Some children were taken out in gunnysacks or body bags. Some were buried inside loads of goods. A mechanic took a baby out in his toolbox. Some kids were carried out in potato sacks, others were placed in coffins, some entered a church in the Ghetto which had two entrances. One entrance opened into the Ghetto, the other opened into the Aryan side of Warsaw. They entered the church as Jews and exited as Christians. Irena recalled being asked by a distraught parent “Can you guarantee they will live?”. Her answer was simple – “I can only guarantee they will die if they stay.” Once removed from the Ghetto, the children were given false identities and placed in homes, orphanages and convents.

Irena Sendler carefully noted, in coded form, the children’s original names and their new identities. She kept the only record of their true identities in jars buried beneath an apple tree in a neighbour’s back yard, across the street from German barracks, hoping she could someday dig up the jars, locate the children and inform them of their past. In all, the jars contained the names of 2,500 children.
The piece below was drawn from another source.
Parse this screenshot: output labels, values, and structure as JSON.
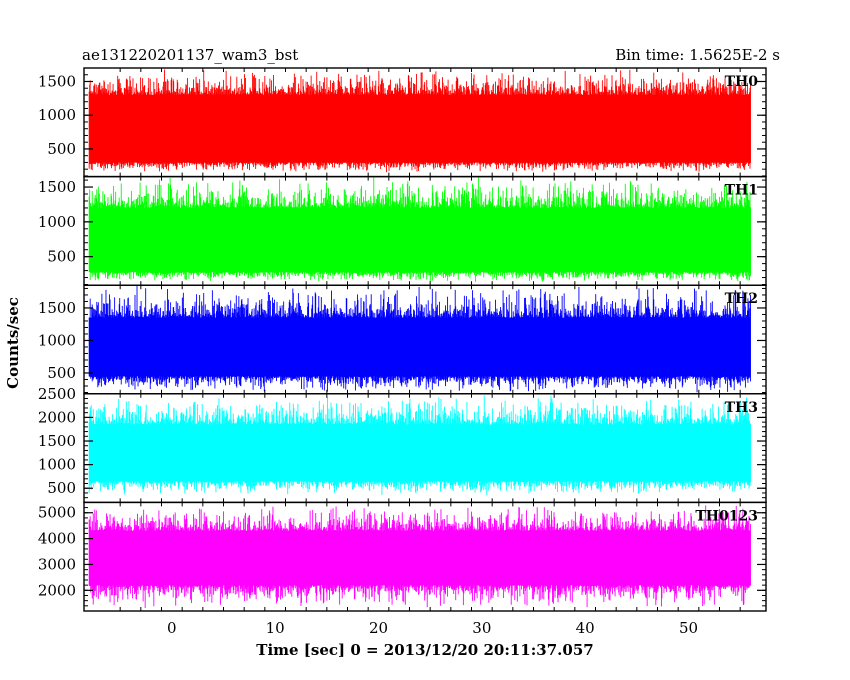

On 20th October 1943 Irena Sendler was arrested and imprisoned by the Gestapo. They tortured her and badly beat her breaking both of her arms, feet and legs. She withstood her vicious torture and would not supply the names and addresses of the families sheltered the Jewish children and would not betray her fellow smugglers. Irena was sentenced to death but was spared when Żegota members were able to bribe the Germans to stop the execution. She was able to escape from prison and spent the rest of the war being pursued by the Gestapo.
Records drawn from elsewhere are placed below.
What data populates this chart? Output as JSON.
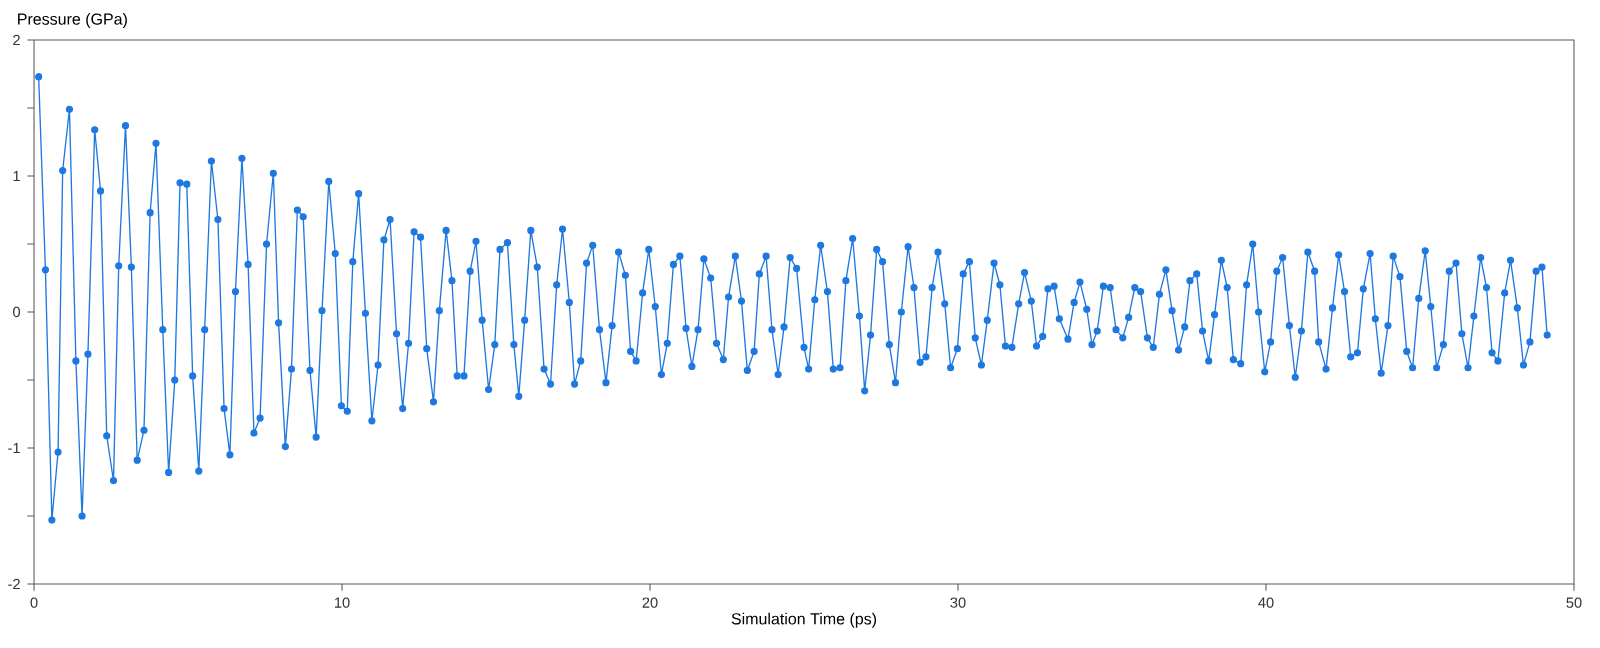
{
  "chart_data": {
    "type": "line",
    "xlabel": "Simulation Time (ps)",
    "ylabel": "Pressure (GPa)",
    "xlim": [
      0,
      50
    ],
    "xticks": [
      0,
      10,
      20,
      30,
      40,
      50
    ],
    "ylim": [
      -2,
      2
    ],
    "yticks": [
      -2,
      {
        "value": -1.5,
        "label": null
      },
      -1,
      {
        "value": -0.5,
        "label": null
      },
      0,
      {
        "value": 0.5,
        "label": null
      },
      1,
      {
        "value": 1.5,
        "label": null
      },
      2
    ],
    "grid": false,
    "marker": "circle",
    "line_style": "solid",
    "series": [
      {
        "color": "#1e78e0",
        "x": [
          0.15,
          0.37,
          0.58,
          0.78,
          0.93,
          1.15,
          1.36,
          1.56,
          1.75,
          1.97,
          2.16,
          2.36,
          2.58,
          2.75,
          2.97,
          3.16,
          3.35,
          3.57,
          3.77,
          3.96,
          4.18,
          4.37,
          4.57,
          4.74,
          4.96,
          5.15,
          5.35,
          5.54,
          5.76,
          5.97,
          6.17,
          6.36,
          6.54,
          6.75,
          6.95,
          7.14,
          7.34,
          7.55,
          7.77,
          7.94,
          8.16,
          8.36,
          8.55,
          8.74,
          8.96,
          9.16,
          9.35,
          9.57,
          9.78,
          9.98,
          10.17,
          10.35,
          10.54,
          10.76,
          10.97,
          11.17,
          11.36,
          11.56,
          11.77,
          11.97,
          12.16,
          12.34,
          12.55,
          12.75,
          12.97,
          13.16,
          13.38,
          13.57,
          13.74,
          13.96,
          14.16,
          14.35,
          14.55,
          14.76,
          14.96,
          15.13,
          15.37,
          15.58,
          15.74,
          15.93,
          16.13,
          16.34,
          16.56,
          16.77,
          16.97,
          17.16,
          17.38,
          17.55,
          17.75,
          17.94,
          18.14,
          18.36,
          18.57,
          18.77,
          18.98,
          19.2,
          19.37,
          19.55,
          19.76,
          19.96,
          20.17,
          20.37,
          20.56,
          20.76,
          20.97,
          21.17,
          21.36,
          21.56,
          21.75,
          21.97,
          22.16,
          22.38,
          22.55,
          22.77,
          22.97,
          23.16,
          23.38,
          23.55,
          23.77,
          23.96,
          24.16,
          24.35,
          24.55,
          24.76,
          25.0,
          25.15,
          25.35,
          25.54,
          25.76,
          25.95,
          26.17,
          26.36,
          26.58,
          26.8,
          26.97,
          27.16,
          27.36,
          27.55,
          27.77,
          27.97,
          28.16,
          28.38,
          28.57,
          28.77,
          28.96,
          29.16,
          29.35,
          29.57,
          29.76,
          29.98,
          30.17,
          30.37,
          30.56,
          30.76,
          30.95,
          31.17,
          31.36,
          31.54,
          31.75,
          31.97,
          32.16,
          32.38,
          32.55,
          32.75,
          32.92,
          33.12,
          33.29,
          33.57,
          33.77,
          33.96,
          34.18,
          34.35,
          34.52,
          34.72,
          34.94,
          35.13,
          35.35,
          35.54,
          35.74,
          35.93,
          36.15,
          36.34,
          36.54,
          36.75,
          36.95,
          37.16,
          37.36,
          37.53,
          37.75,
          37.94,
          38.14,
          38.33,
          38.55,
          38.74,
          38.94,
          39.18,
          39.37,
          39.57,
          39.76,
          39.96,
          40.15,
          40.35,
          40.54,
          40.76,
          40.95,
          41.15,
          41.36,
          41.58,
          41.71,
          41.95,
          42.16,
          42.36,
          42.55,
          42.75,
          42.97,
          43.16,
          43.38,
          43.55,
          43.74,
          43.96,
          44.13,
          44.35,
          44.57,
          44.76,
          44.96,
          45.17,
          45.35,
          45.54,
          45.76,
          45.95,
          46.17,
          46.36,
          46.56,
          46.75,
          46.97,
          47.16,
          47.34,
          47.53,
          47.75,
          47.94,
          48.16,
          48.36,
          48.57,
          48.77,
          48.96,
          49.13
        ],
        "values": [
          1.73,
          0.31,
          -1.53,
          -1.03,
          1.04,
          1.49,
          -0.36,
          -1.5,
          -0.31,
          1.34,
          0.89,
          -0.91,
          -1.24,
          0.34,
          1.37,
          0.33,
          -1.09,
          -0.87,
          0.73,
          1.24,
          -0.13,
          -1.18,
          -0.5,
          0.95,
          0.94,
          -0.47,
          -1.17,
          -0.13,
          1.11,
          0.68,
          -0.71,
          -1.05,
          0.15,
          1.13,
          0.35,
          -0.89,
          -0.78,
          0.5,
          1.02,
          -0.08,
          -0.99,
          -0.42,
          0.75,
          0.7,
          -0.43,
          -0.92,
          0.01,
          0.96,
          0.43,
          -0.69,
          -0.73,
          0.37,
          0.87,
          -0.01,
          -0.8,
          -0.39,
          0.53,
          0.68,
          -0.16,
          -0.71,
          -0.23,
          0.59,
          0.55,
          -0.27,
          -0.66,
          0.01,
          0.6,
          0.23,
          -0.47,
          -0.47,
          0.3,
          0.52,
          -0.06,
          -0.57,
          -0.24,
          0.46,
          0.51,
          -0.24,
          -0.62,
          -0.06,
          0.6,
          0.33,
          -0.42,
          -0.53,
          0.2,
          0.61,
          0.07,
          -0.53,
          -0.36,
          0.36,
          0.49,
          -0.13,
          -0.52,
          -0.1,
          0.44,
          0.27,
          -0.29,
          -0.36,
          0.14,
          0.46,
          0.04,
          -0.46,
          -0.23,
          0.35,
          0.41,
          -0.12,
          -0.4,
          -0.13,
          0.39,
          0.25,
          -0.23,
          -0.35,
          0.11,
          0.41,
          0.08,
          -0.43,
          -0.29,
          0.28,
          0.41,
          -0.13,
          -0.46,
          -0.11,
          0.4,
          0.32,
          -0.26,
          -0.42,
          0.09,
          0.49,
          0.15,
          -0.42,
          -0.41,
          0.23,
          0.54,
          -0.03,
          -0.58,
          -0.17,
          0.46,
          0.37,
          -0.24,
          -0.52,
          0.0,
          0.48,
          0.18,
          -0.37,
          -0.33,
          0.18,
          0.44,
          0.06,
          -0.41,
          -0.27,
          0.28,
          0.37,
          -0.19,
          -0.39,
          -0.06,
          0.36,
          0.2,
          -0.25,
          -0.26,
          0.06,
          0.29,
          0.08,
          -0.25,
          -0.18,
          0.17,
          0.19,
          -0.05,
          -0.2,
          0.07,
          0.22,
          0.02,
          -0.24,
          -0.14,
          0.19,
          0.18,
          -0.13,
          -0.19,
          -0.04,
          0.18,
          0.15,
          -0.19,
          -0.26,
          0.13,
          0.31,
          0.01,
          -0.28,
          -0.11,
          0.23,
          0.28,
          -0.14,
          -0.36,
          -0.02,
          0.38,
          0.18,
          -0.35,
          -0.38,
          0.2,
          0.5,
          0.0,
          -0.44,
          -0.22,
          0.3,
          0.4,
          -0.1,
          -0.48,
          -0.14,
          0.44,
          0.3,
          -0.22,
          -0.42,
          0.03,
          0.42,
          0.15,
          -0.33,
          -0.3,
          0.17,
          0.43,
          -0.05,
          -0.45,
          -0.1,
          0.41,
          0.26,
          -0.29,
          -0.41,
          0.1,
          0.45,
          0.04,
          -0.41,
          -0.24,
          0.3,
          0.36,
          -0.16,
          -0.41,
          -0.03,
          0.4,
          0.18,
          -0.3,
          -0.36,
          0.14,
          0.38,
          0.03,
          -0.39,
          -0.22,
          0.3,
          0.33,
          -0.17
        ]
      }
    ]
  }
}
When the war was over, Sendler dug up the jar under the tree and started the painstaking process of trying to track down the families of the 2500 children.

She didn’t find many.

The vast majority of parents had been killed during the Holocaust, mostly in the Treblinka Extermination Camp. Many years after WW2 ended her photo appeared in a newspaper after she was honoured for her wartime work. It was then that she received a phone call. “A man, a painter, telephoned me,” said Sendler, “`I remember your face,’ he said. `It was you who took me out of the ghetto.’ I had many calls like that!”
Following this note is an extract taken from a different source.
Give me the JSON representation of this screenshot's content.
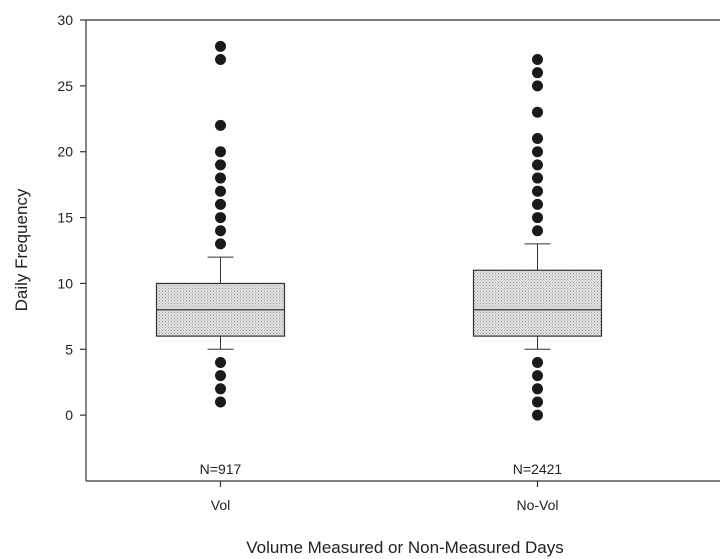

This courageous woman, with never a thought for her own safety, was one of the most dedicated and active workers in aiding Jews during the Nazi occupation of Poland. Her courage enabled not only the survival of 2,500 Jewish children but also of the generations of their descendants. For obvious reasons she became known as “the female Oskar Schindler” in her native Poland.
In 1965, Irena Sendler was declared as one of the Righteous Among the Nations by Yad Vashem.
In 2003 Pope John Paul II personally wrote her a letter praising her for her efforts and on 10th October 2003 she was honoured with the Order of the White Eagle, Poland’s highest honour.
In her later years Irena Sendler was cared for in a Warsaw nursing home by Elzbieta Ficowska, who – in July 1942, at six months old – had been smuggled out of the ghetto by Irena in a carpenter’s workbox.
In 2005 Irena Sendler reflected: “We who were rescuing children are not some kind of heroes. That term irritates me greatly. The opposite is true – I continue to have qualms of conscience that I did so little. I could have done more. This regret will follow me to my death.”
In 2006, 2007 and 2008 she was nominated for the Nobel Peace Prize. This award is intended for “the person who shall have done the most or the best work for fraternity between nations, the abolition or reduction of standing armies and for the holding and promotion of peace congresses.” She would have been a worthy winner. The 2007 Nobel Peace Prize went to Al Gore for presenting a slide show on Global Warming which a High Court Judge said contained at least nine scientific errors and was “distinctly alarmist”.

I would suggest that there was something wrong with that.